>> Big changes are in store for this weekend’s South Boston St. Patrick’s Day parade.
« Le défilé de la Saint-Patrick à Boston entre dans l’histoire. Je suis très emballé cette année de constater que le cortège sera inclusive. C’est un coup d’éponge sur des années de controverse » a déclaré le Maire de la ville, Marty Walsh, dans un communiqué partagé par les militants de l’association « Boston Pride » et des anciens combattants de « OutVets ».
« Nous sommes très honorés de pouvoir participer à ce défilé, effectivement historique », ont assurés les responsables des groupes LGBT, rappelant « qu’il s’agissait d’un véritable symbole pour leurs membres et un encouragement dans leur mission d’amélioration des conditions de vie de leurs concitoyens qui ont servi avec honneur et fierté leur pays… Conscients qu’il reste encore beaucoup d’effort à fournir pour la défense et la protection des personnes LGBT partout dans le monde. »
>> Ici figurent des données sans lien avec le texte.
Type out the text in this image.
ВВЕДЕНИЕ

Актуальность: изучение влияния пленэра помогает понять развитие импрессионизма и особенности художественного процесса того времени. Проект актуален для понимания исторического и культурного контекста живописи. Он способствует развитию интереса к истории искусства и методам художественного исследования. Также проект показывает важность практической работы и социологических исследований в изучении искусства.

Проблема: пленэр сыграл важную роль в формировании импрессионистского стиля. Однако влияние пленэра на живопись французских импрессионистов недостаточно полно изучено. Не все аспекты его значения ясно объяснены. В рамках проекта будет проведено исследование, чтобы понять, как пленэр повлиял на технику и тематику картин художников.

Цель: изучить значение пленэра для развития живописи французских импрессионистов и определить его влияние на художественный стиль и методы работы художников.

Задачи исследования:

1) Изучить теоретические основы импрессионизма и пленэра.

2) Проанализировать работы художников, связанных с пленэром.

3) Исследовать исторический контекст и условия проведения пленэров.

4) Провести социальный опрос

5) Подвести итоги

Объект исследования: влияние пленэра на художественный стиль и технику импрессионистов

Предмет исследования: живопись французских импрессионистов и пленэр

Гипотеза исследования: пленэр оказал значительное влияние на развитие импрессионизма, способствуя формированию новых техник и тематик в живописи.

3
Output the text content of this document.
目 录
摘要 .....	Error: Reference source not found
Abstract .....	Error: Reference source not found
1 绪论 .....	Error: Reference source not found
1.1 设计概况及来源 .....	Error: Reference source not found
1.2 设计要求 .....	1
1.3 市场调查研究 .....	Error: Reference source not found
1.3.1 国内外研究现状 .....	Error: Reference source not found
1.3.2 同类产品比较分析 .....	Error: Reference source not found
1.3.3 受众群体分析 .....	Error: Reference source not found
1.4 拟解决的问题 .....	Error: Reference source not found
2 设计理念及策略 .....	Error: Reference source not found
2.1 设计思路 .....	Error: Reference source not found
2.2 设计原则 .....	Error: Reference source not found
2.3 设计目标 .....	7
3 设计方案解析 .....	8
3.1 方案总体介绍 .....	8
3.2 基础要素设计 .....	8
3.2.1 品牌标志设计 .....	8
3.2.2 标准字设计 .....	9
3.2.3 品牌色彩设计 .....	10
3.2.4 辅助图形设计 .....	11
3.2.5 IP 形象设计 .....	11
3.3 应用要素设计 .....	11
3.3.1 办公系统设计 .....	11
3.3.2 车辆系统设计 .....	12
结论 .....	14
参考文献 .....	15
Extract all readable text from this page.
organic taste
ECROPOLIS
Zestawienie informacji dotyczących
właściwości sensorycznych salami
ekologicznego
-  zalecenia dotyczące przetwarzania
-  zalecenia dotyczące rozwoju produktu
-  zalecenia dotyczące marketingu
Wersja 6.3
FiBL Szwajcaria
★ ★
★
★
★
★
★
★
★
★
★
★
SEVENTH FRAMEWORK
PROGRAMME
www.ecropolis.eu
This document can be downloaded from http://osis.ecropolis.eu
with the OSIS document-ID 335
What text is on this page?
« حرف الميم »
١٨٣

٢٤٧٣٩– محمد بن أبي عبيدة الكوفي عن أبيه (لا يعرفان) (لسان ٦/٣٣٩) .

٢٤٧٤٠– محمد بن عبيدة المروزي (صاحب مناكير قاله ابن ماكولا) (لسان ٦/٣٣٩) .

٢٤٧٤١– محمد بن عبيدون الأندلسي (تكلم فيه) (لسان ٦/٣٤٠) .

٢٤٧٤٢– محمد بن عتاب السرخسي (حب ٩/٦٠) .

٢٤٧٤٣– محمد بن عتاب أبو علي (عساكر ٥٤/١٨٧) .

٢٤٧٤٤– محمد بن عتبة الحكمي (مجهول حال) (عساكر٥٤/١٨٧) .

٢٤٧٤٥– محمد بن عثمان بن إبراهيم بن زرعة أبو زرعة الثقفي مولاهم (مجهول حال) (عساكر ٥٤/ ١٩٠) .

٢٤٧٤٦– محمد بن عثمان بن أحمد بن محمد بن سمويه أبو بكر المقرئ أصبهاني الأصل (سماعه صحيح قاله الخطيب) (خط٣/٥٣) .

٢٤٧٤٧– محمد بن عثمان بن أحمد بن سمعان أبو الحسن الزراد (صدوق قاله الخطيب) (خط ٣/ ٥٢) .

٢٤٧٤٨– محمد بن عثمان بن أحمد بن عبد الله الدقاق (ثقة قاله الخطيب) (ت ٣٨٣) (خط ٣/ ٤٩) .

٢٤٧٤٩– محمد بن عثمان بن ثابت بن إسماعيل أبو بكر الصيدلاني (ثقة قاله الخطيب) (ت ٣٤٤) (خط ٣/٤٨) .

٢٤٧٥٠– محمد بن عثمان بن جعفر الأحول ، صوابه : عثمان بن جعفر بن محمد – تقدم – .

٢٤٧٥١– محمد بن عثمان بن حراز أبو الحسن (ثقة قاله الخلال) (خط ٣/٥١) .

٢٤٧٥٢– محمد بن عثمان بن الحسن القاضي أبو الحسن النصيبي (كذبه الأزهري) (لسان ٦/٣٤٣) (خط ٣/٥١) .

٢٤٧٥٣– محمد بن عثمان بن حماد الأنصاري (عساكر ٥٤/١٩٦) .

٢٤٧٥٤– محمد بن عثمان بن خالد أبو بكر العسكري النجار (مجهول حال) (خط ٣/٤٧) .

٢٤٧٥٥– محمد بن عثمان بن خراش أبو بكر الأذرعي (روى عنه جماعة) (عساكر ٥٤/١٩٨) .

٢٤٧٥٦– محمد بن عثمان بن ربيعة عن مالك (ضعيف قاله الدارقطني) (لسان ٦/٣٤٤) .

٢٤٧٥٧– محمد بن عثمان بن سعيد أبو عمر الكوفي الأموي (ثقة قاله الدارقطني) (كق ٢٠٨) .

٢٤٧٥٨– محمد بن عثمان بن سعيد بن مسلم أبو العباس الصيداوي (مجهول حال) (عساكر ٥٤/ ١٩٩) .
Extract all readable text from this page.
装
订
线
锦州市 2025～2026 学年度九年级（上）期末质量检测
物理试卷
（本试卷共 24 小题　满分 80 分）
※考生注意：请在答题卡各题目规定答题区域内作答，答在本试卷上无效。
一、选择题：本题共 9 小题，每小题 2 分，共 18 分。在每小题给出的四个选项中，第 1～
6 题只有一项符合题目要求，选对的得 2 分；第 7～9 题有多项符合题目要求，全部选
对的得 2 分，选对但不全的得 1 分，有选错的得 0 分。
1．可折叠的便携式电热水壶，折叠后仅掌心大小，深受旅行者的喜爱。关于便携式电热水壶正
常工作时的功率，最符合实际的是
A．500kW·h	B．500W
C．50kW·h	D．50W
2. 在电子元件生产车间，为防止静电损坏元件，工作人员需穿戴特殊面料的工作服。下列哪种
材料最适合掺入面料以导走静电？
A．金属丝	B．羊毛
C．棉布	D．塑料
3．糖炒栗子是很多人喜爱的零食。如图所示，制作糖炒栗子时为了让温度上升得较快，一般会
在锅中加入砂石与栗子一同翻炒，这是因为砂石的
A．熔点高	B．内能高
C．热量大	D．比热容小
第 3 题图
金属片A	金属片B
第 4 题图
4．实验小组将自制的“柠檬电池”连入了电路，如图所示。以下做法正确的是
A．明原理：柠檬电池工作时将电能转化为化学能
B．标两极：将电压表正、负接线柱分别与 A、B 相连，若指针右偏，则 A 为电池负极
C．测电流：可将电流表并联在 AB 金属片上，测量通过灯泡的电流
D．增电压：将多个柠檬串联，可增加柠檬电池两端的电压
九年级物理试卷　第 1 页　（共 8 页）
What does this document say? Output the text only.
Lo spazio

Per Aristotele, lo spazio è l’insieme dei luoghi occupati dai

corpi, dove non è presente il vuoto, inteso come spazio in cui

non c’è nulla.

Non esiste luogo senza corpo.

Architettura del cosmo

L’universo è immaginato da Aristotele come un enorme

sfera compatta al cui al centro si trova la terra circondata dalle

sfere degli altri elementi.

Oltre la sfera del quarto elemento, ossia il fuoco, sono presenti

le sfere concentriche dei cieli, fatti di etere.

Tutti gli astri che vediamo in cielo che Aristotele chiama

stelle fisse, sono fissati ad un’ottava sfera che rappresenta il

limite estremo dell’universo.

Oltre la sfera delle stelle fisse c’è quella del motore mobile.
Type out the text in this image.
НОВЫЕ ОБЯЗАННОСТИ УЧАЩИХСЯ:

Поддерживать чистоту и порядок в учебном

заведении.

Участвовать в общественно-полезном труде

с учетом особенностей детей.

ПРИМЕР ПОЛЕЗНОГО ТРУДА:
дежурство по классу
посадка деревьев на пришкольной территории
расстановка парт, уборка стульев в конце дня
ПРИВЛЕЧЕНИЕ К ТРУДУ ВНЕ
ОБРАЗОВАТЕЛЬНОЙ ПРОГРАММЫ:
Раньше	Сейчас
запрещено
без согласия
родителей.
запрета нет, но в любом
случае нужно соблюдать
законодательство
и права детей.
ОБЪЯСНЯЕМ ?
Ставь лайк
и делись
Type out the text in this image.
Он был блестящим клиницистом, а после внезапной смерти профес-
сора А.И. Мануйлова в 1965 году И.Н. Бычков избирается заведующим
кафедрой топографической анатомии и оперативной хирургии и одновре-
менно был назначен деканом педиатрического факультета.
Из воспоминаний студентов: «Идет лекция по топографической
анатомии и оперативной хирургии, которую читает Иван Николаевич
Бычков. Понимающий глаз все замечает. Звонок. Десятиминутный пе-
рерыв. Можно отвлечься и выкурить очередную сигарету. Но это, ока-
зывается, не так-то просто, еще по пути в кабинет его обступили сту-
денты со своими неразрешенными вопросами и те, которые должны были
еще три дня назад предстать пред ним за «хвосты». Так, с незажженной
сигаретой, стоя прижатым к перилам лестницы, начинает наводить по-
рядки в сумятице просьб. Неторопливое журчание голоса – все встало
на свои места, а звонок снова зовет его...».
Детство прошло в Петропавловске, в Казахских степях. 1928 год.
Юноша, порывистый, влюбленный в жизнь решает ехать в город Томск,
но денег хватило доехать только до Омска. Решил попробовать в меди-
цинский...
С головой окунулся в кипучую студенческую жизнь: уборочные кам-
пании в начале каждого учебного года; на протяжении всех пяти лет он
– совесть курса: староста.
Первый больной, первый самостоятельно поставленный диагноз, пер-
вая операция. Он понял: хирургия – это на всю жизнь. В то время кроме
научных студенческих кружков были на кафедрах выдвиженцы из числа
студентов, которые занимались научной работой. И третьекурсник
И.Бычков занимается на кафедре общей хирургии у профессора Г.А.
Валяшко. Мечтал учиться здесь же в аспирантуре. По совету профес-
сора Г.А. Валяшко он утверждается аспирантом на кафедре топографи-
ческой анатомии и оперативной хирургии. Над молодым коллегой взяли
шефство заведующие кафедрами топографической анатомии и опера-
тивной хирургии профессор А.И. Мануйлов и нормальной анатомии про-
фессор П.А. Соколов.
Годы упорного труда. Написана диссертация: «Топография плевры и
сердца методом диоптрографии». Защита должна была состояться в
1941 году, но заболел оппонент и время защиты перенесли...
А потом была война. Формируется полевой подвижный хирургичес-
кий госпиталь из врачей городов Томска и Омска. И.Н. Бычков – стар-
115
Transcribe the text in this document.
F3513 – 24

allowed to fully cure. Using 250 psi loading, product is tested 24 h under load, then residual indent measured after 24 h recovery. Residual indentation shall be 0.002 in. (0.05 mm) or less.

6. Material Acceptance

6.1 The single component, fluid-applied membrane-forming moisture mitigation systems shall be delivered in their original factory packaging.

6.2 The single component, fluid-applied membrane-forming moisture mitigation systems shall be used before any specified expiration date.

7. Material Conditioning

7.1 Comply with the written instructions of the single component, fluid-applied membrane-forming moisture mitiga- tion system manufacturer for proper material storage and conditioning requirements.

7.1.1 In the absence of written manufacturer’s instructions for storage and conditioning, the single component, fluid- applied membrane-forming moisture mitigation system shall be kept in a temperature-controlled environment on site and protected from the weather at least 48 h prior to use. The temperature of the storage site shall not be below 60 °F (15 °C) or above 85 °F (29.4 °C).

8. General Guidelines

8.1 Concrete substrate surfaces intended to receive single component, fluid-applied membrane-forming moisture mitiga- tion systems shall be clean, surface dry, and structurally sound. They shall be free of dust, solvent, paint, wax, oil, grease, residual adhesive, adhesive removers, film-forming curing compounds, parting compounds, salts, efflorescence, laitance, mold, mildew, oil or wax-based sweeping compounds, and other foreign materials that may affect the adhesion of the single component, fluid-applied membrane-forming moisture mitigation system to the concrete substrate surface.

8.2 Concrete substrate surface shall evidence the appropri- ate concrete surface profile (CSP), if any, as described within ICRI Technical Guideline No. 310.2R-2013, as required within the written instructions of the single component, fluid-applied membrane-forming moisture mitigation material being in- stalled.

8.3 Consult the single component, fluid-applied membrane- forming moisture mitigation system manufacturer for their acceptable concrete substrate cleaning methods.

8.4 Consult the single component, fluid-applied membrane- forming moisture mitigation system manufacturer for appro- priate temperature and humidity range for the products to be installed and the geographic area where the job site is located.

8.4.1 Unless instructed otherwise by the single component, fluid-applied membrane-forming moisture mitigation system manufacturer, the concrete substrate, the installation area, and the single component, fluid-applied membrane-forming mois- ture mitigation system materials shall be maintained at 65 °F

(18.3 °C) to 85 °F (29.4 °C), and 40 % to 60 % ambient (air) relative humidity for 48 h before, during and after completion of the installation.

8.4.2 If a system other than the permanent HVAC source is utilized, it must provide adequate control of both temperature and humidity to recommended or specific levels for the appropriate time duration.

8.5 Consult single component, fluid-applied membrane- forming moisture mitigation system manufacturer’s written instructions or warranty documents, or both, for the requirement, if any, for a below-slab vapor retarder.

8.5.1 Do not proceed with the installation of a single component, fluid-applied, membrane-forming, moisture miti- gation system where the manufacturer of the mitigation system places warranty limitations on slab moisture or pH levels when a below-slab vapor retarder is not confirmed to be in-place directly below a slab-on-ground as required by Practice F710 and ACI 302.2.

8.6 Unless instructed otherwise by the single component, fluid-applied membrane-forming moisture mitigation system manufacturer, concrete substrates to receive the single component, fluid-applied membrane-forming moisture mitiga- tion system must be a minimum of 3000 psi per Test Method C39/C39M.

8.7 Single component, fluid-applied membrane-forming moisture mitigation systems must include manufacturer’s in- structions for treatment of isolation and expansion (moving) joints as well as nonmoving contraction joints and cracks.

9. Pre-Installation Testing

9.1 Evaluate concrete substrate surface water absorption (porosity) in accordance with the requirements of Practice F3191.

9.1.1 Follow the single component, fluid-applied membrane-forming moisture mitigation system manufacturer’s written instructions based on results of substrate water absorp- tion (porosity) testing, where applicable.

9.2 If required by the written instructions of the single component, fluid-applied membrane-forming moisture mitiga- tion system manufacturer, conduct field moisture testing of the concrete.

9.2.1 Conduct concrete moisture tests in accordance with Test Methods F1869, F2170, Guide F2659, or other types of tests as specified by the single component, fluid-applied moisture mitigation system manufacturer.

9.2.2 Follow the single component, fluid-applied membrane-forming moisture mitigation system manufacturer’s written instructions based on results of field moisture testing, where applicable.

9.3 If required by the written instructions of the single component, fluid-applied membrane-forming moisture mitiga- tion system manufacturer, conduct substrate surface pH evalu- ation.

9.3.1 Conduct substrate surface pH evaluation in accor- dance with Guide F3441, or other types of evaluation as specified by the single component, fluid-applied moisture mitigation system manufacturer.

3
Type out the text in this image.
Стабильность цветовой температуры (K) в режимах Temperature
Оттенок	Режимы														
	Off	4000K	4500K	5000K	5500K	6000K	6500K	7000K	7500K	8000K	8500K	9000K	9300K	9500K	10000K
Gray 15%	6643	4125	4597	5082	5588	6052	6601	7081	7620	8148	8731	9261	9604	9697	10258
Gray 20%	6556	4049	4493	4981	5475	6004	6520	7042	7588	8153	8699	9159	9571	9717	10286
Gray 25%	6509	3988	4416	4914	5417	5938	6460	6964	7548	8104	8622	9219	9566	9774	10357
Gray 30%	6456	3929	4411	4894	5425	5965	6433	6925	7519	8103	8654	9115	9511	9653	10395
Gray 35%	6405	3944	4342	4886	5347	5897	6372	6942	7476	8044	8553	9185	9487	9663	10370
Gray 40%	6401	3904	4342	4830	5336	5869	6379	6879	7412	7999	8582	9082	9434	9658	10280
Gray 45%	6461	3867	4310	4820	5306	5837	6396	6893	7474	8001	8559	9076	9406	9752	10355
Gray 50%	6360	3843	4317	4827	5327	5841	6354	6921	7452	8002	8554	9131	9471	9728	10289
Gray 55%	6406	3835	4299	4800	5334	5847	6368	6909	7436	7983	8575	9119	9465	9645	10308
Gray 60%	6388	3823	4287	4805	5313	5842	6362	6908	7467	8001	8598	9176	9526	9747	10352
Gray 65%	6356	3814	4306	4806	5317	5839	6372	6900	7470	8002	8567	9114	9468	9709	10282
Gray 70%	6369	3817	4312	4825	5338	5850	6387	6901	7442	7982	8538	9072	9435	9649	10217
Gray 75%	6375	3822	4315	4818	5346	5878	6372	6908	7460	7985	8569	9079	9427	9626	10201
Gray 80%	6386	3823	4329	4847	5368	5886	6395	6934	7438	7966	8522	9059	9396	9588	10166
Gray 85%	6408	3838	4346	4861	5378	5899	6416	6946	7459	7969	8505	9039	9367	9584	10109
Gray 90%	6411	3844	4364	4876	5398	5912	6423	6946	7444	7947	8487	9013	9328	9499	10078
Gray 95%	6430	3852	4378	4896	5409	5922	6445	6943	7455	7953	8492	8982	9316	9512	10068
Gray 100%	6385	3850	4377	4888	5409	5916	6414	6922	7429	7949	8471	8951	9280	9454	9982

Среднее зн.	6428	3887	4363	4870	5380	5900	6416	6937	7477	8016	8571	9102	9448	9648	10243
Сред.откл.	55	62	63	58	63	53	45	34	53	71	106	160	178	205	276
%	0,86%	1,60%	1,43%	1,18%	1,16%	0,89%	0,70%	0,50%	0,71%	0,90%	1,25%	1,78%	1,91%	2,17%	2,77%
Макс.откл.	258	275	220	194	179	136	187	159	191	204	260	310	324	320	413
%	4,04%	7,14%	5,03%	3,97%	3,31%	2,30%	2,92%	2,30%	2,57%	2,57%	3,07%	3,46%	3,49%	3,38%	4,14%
L’événement attire chaque année plusieurs centaines de milliers de spectateurs dans le sud de la ville. Le conseil des vétérans avait jusque là refusé aux LGBT de prendre part aux célébrations. Il y a 20 ans, la Cour suprême maintenait d’ailleurs un amendent dans ce sens pour que les organisateur puissent maintenir l’interdiction.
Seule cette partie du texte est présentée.